Also, from what I can tell, every query is log(N) in the size of the completion set, instead of linear in the length of the query/suggestion (again, like a trie). Seems like this might have trouble scaling to large suggestion sets.
A query for a single-prefix term (i.e. "yank") is technically O(log(N)+M), where N is the # of items in the sorted set, and M is the # of items returned. But since in practice we often want a small # of items, we can keep both N and M small.
One tradeoff we made is that this approach doesn't support incremental updates easily, you can always add new items, but it would take a good bit of work to remove items that have expired, or update the scores of items that change.

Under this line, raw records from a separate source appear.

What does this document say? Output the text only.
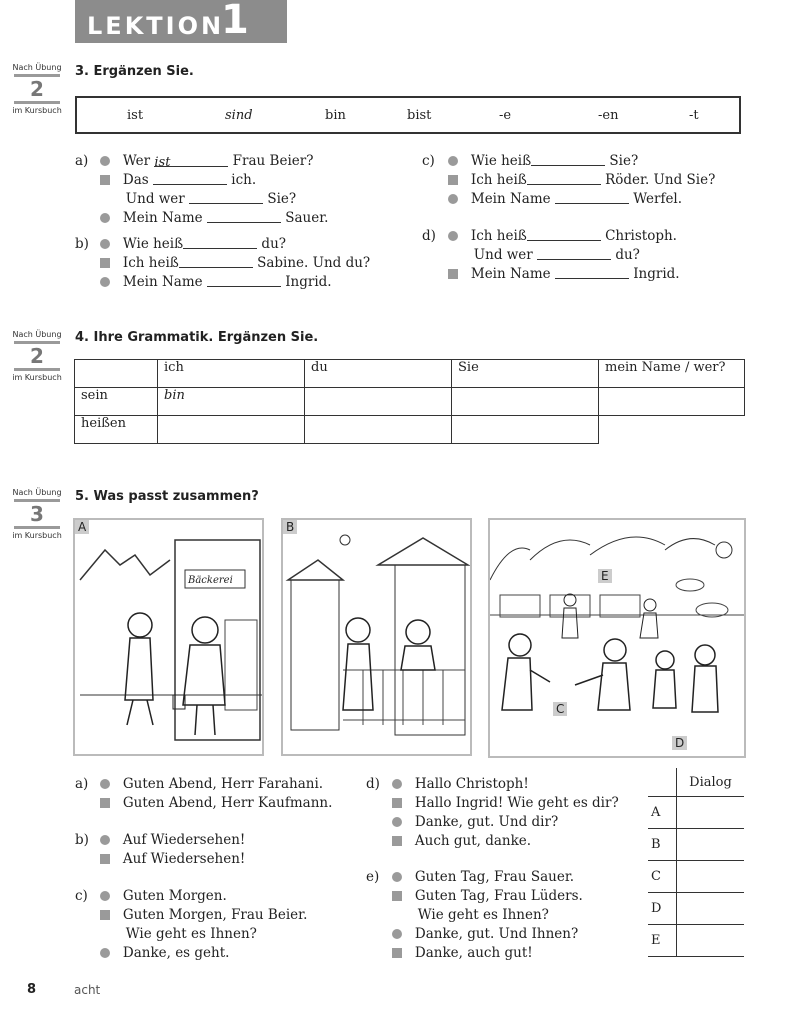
LEKTION
1
Nach Übung
2
im Kursbuch
3. Ergänzen Sie.
ist	sind	bin	bist	-e	-en	-t
a)	Wer ist	Frau Beier?
Das	ich.
Und wer	Sie?
Mein Name	Sauer.
b)	Wie heiß	du?
Ich heiß	Sabine. Und du?
Mein Name	Ingrid.
c)	Wie heiß	Sie?
Ich heiß	Röder. Und Sie?
Mein Name	Werfel.
d)	Ich heiß	Christoph.
Und wer	du?
Mein Name	Ingrid.
Nach Übung
2
im Kursbuch
4. Ihre Grammatik. Ergänzen Sie.
	ich	du	Sie	mein Name / wer?
sein	bin			
heißen				
Nach Übung
3
im Kursbuch
5. Was passt zusammen?
Bäckerei
A	B
E
C
D
a)	Guten Abend, Herr Farahani.
Guten Abend, Herr Kaufmann.
b)	Auf Wiedersehen!
Auf Wiedersehen!
c)	Guten Morgen.
Guten Morgen, Frau Beier.
Wie geht es Ihnen?
Danke, es geht.
d)	Hallo Christoph!
Hallo Ingrid! Wie geht es dir?
Danke, gut. Und dir?
Auch gut, danke.
e)	Guten Tag, Frau Sauer.
Guten Tag, Frau Lüders.
Wie geht es Ihnen?
Danke, gut. Und Ihnen?
Danke, auch gut!
	Dialog
A	
B	
C	
D	
E	
8	acht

As for memory usage, we only store each item once (in a redis hash table), and use the unique ids as entries in the sorted sets. Which sort of approaches a trie, since instead of:
ya -> yan -> yank -> yanke -> yankee -> yankees -> [data about yankees]
we have:
ya -> 101
yan -> 101
...
101 -> [data about yankees]
Aside from not supporting incremental updates, that approach has a high memory overhead. For every word of length N, you've got to store 1 + 2 + ... + N-1 + N characters, which is O(N^2). The constant is 1/2, and you do get some savings in shared prefixes, so that's definitely a worst-case upper bound -- but a trie grows with O(N).
The O(log(N)) lookup time can also be a limiting factor with large sets. A trie is going to give you worst-case linear lookup time in the length of the longest string in your set. This can be a pretty dramatic difference as string sets get large.
I might have to use this in my next service.
Or do you have numbers on the mean length of a phrase you handle currently, the number of such phrases and how much memory it takes?
In curious: What do you think about exposing this service via WebSockets? Would that make it even faster?